By the 19th we had booked tickets to leave early--on the 21st. We left, as it happened on the 22nd due to a flight cancellation. The towns we knew, San Agustinillo, Zipolite, and Mazunte, were emptying of tourists. Water was put on the street in plastic barrels, with soap dispensers nearby, so people could wash hands frequently. Banners about Cov appeared.

In our last days, water tanks and liquid soap appeared on the streets

The last night I was nervous about whether our second flight would be cancelled and whether we would be stranded in Mexico, We we read reports of U.S. citizens stuck in Morocco, so I wondered  if a simple trip home would turn in a Balkan Trilogy type melodrama. We went out for a final margarita to the restaurant we had eaten our first tired night in meal. It was virtually empty, but I saw a young couple I took as American and bee-lined over to them to find out their story. They were German and Belgian and had also had a flight cancelled. They gave us information on where to buy hand sanitizer. And then, the next morning, we were on the way home.

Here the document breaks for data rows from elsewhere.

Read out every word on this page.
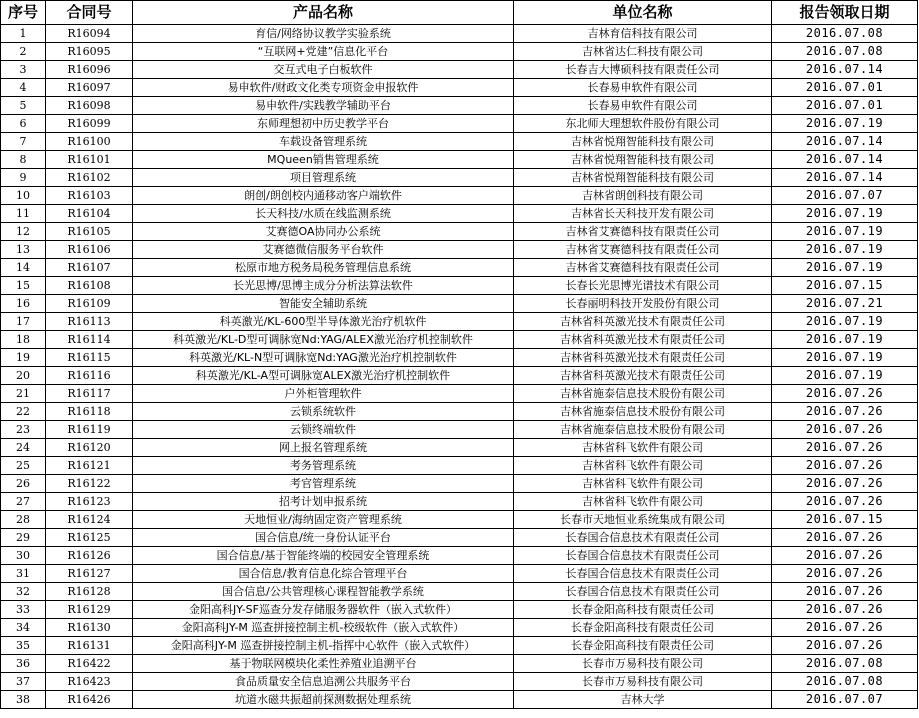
序号	合同号	产品名称	单位名称	报告领取日期
1	R16094	育信/网络协议教学实验系统	吉林育信科技有限公司	2016.07.08
2	R16095	“互联网+党建”信息化平台	吉林省达仁科技有限公司	2016.07.08
3	R16096	交互式电子白板软件	长春吉大博硕科技有限责任公司	2016.07.14
4	R16097	易申软件/财政文化类专项资金申报软件	长春易申软件有限公司	2016.07.01
5	R16098	易申软件/实践教学辅助平台	长春易申软件有限公司	2016.07.01
6	R16099	东师理想初中历史教学平台	东北师大理想软件股份有限公司	2016.07.19
7	R16100	车载设备管理系统	吉林省悦翔智能科技有限公司	2016.07.14
8	R16101	MQueen销售管理系统	吉林省悦翔智能科技有限公司	2016.07.14
9	R16102	项目管理系统	吉林省悦翔智能科技有限公司	2016.07.14
10	R16103	朗创/朗创校内通移动客户端软件	吉林省朗创科技有限公司	2016.07.07
11	R16104	长天科技/水质在线监测系统	吉林省长天科技开发有限公司	2016.07.19
12	R16105	艾赛德OA协同办公系统	吉林省艾赛德科技有限责任公司	2016.07.19
13	R16106	艾赛德微信服务平台软件	吉林省艾赛德科技有限责任公司	2016.07.19
14	R16107	松原市地方税务局税务管理信息系统	吉林省艾赛德科技有限责任公司	2016.07.19
15	R16108	长光思博/思博主成分分析法算法软件	长春长光思博光谱技术有限公司	2016.07.15
16	R16109	智能安全辅助系统	长春丽明科技开发股份有限公司	2016.07.21
17	R16113	科英激光/KL-600型半导体激光治疗机软件	吉林省科英激光技术有限责任公司	2016.07.19
18	R16114	科英激光/KL-D型可调脉宽Nd:YAG/ALEX激光治疗机控制软件	吉林省科英激光技术有限责任公司	2016.07.19
19	R16115	科英激光/KL-N型可调脉宽Nd:YAG激光治疗机控制软件	吉林省科英激光技术有限责任公司	2016.07.19
20	R16116	科英激光/KL-A型可调脉宽ALEX激光治疗机控制软件	吉林省科英激光技术有限责任公司	2016.07.19
21	R16117	户外柜管理软件	吉林省施泰信息技术股份有限公司	2016.07.26
22	R16118	云锁系统软件	吉林省施泰信息技术股份有限公司	2016.07.26
23	R16119	云锁终端软件	吉林省施泰信息技术股份有限公司	2016.07.26
24	R16120	网上报名管理系统	吉林省科飞软件有限公司	2016.07.26
25	R16121	考务管理系统	吉林省科飞软件有限公司	2016.07.26
26	R16122	考官管理系统	吉林省科飞软件有限公司	2016.07.26
27	R16123	招考计划申报系统	吉林省科飞软件有限公司	2016.07.26
28	R16124	天地恒业/海纳固定资产管理系统	长春市天地恒业系统集成有限公司	2016.07.15
29	R16125	国合信息/统一身份认证平台	长春国合信息技术有限责任公司	2016.07.26
30	R16126	国合信息/基于智能终端的校园安全管理系统	长春国合信息技术有限责任公司	2016.07.26
31	R16127	国合信息/教育信息化综合管理平台	长春国合信息技术有限责任公司	2016.07.26
32	R16128	国合信息/公共管理核心课程智能教学系统	长春国合信息技术有限责任公司	2016.07.26
33	R16129	金阳高科JY-SF巡查分发存储服务器软件（嵌入式软件）	长春金阳高科技有限责任公司	2016.07.26
34	R16130	金阳高科JY-M 巡查拼接控制主机-校级软件（嵌入式软件）	长春金阳高科技有限责任公司	2016.07.26
35	R16131	金阳高科JY-M 巡查拼接控制主机-指挥中心软件（嵌入式软件）	长春金阳高科技有限责任公司	2016.07.26
36	R16422	基于物联网模块化柔性养殖业追溯平台	长春市万易科技有限公司	2016.07.08
37	R16423	食品质量安全信息追溯公共服务平台	长春市万易科技有限公司	2016.07.08
38	R16426	坑道水磁共振超前探测数据处理系统	吉林大学	2016.07.07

We returned to rain and the rain and overcast gray skies have not stopped--but they will. In the meantime, ala Wordsworth, we happily remember scenes from the recent past.


  1. It sounds like a lovely quiet holiday despite the larger context. I read Peyton Place in my early teens: it was one of my mother's book-of-the-month club books. I remember a movie with two teenage type stars. I would have loved living in this older ambience -- for a time away.

  2. It was a good time away. Now that we are home, I feel it is very difficult to escape ceaseless CoV --and the stress level rises.